Every year since #MeToo went viral in October 2017, state lawmakers have worked with new energy to reform workplace anti-harassment laws, which the outpouring of stories and experiences had revealed as outdated and ineffective. In 2023, we saw this momentum continue with around 80 bills targeted at strengthening protections against workplace harassment introduced and 9 states passing meaningful protections. Now six years since #MeToo went viral, 25 states and the District of Columbia have passed a total of more than 80 workplace antiharassment bills, many with bipartisan support.
During the 2023 legislative session, more states worked to fundamentally shift employers’ incentives to prevent harassment. For example, Colorado and Vermont tackled the harmful “severe or pervasive” standard established by federal courts for determining whether conduct constitutes unlawful harassment. This standard has been interpreted in unduly restrictive ways so that only the most egregious conduct qualifies, which places an unreasonably high burden on survivors who have experienced harassment at work and seek accountability in the courts. Underlying this reform is the understanding that we need to update our laws to ensure they reflect what most people now understand to be harassing and unacceptable conduct at work. With the passage of these two new laws, 5 states and the District of Columbia have updated their definitions of what constitutes illegal workplace harassment since 2017.
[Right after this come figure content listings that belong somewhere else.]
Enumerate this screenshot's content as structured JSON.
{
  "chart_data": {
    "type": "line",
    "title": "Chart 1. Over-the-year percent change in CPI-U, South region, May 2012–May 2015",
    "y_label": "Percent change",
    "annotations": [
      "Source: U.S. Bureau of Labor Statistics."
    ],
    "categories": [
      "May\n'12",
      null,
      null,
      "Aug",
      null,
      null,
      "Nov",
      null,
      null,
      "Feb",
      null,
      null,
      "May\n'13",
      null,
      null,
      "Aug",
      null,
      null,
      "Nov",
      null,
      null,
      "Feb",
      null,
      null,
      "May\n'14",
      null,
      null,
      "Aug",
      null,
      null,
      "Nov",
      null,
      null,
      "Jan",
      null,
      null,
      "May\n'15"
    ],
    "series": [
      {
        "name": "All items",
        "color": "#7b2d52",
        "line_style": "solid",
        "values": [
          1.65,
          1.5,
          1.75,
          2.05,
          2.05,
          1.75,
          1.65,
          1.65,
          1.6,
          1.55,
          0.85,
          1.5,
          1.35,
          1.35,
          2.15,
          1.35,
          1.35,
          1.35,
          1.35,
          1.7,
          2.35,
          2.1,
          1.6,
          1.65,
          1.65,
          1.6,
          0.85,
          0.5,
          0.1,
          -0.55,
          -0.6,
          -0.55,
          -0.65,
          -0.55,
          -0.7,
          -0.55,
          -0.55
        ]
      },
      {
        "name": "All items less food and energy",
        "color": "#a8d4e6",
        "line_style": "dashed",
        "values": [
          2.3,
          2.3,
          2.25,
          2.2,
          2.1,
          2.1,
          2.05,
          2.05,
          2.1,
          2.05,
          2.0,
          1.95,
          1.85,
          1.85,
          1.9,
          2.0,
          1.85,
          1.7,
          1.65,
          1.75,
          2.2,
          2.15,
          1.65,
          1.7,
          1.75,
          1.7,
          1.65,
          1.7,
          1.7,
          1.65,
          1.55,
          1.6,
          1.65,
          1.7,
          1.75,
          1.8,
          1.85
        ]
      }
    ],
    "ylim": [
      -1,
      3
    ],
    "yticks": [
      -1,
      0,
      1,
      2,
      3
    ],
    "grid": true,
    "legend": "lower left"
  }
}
Legislation around nondisclosure agreements (NDAs), contractual agreements or clauses that prevent workers from disclosing specific types of information about the employer and/or workplace conditions, was the other largest state anti-harassment policy trend in 2023—as it has been every year since #MeToo went viral. Three states (Colorado, Rhode Island, and Virginia) passed reforms limiting the abusive use of NDAs, bringing the total number of states that have passed such reforms since #MeToo went viral to 18. Late in 2022, the federal government, spurred by state reforms, also took action to limit abusive NDAs, through the bipartisan Speak Out Act, which prohibits pre-dispute NDAs and non-disparagement agreements (typically agreements imposed upon workers at the time of hire as a condition of employment, or after hire as a condition of continued employment) to the extent they reach sexual harassment and sexual assault claims. In addition, the National Labor Relations Board ruled in McLaren Macomb that severance agreements containing confidentiality and nondisparagement provisions are typically unlawful under the National Labor Relations Act.
While these federal actions begin to address the harm that NDAs cause, they leave out many workers. The NLRB decision is not applicable to severance agreements provided to supervisors except in very limited circumstances, leaving out vast swaths of workers from the ruling. And the Speak Out Act does not limit the abusive use of NDAs in post-dispute settlements of sexual assault and sexual harassment claims. Moreover, by only providing protection against NDAs as they relate to sexual harassment and sexual assault, the Act leaves behind many workers who are disproportionately marginalized by harassment. Women of color, for example, who experienced harassment that involved both racial slurs and sexual comments would not be fully protected in speaking out about the full range of their experiences. Women of color and women with disabilities are especially likely to face harassment, and our antiharassment laws should fully protect against harassment based on race, national origin, and disability, in addition to that based on sex.
States can fill these gaps and are working to do so. In 2023, Colorado and Rhode Island passed legislation to limit NDAs that silence workers from speaking up about any type of civil rights violations (Rhode Island) or any discriminatory or unfair employment practices (Colorado), not just sexual harassment.
This supplemental report provides an overview of the progress that has been made in advancing workplace harassment reforms since the #MeToo Five Years Later: Progress & Pitfalls in State Workplace Anti-Harassment Laws report in October 2022.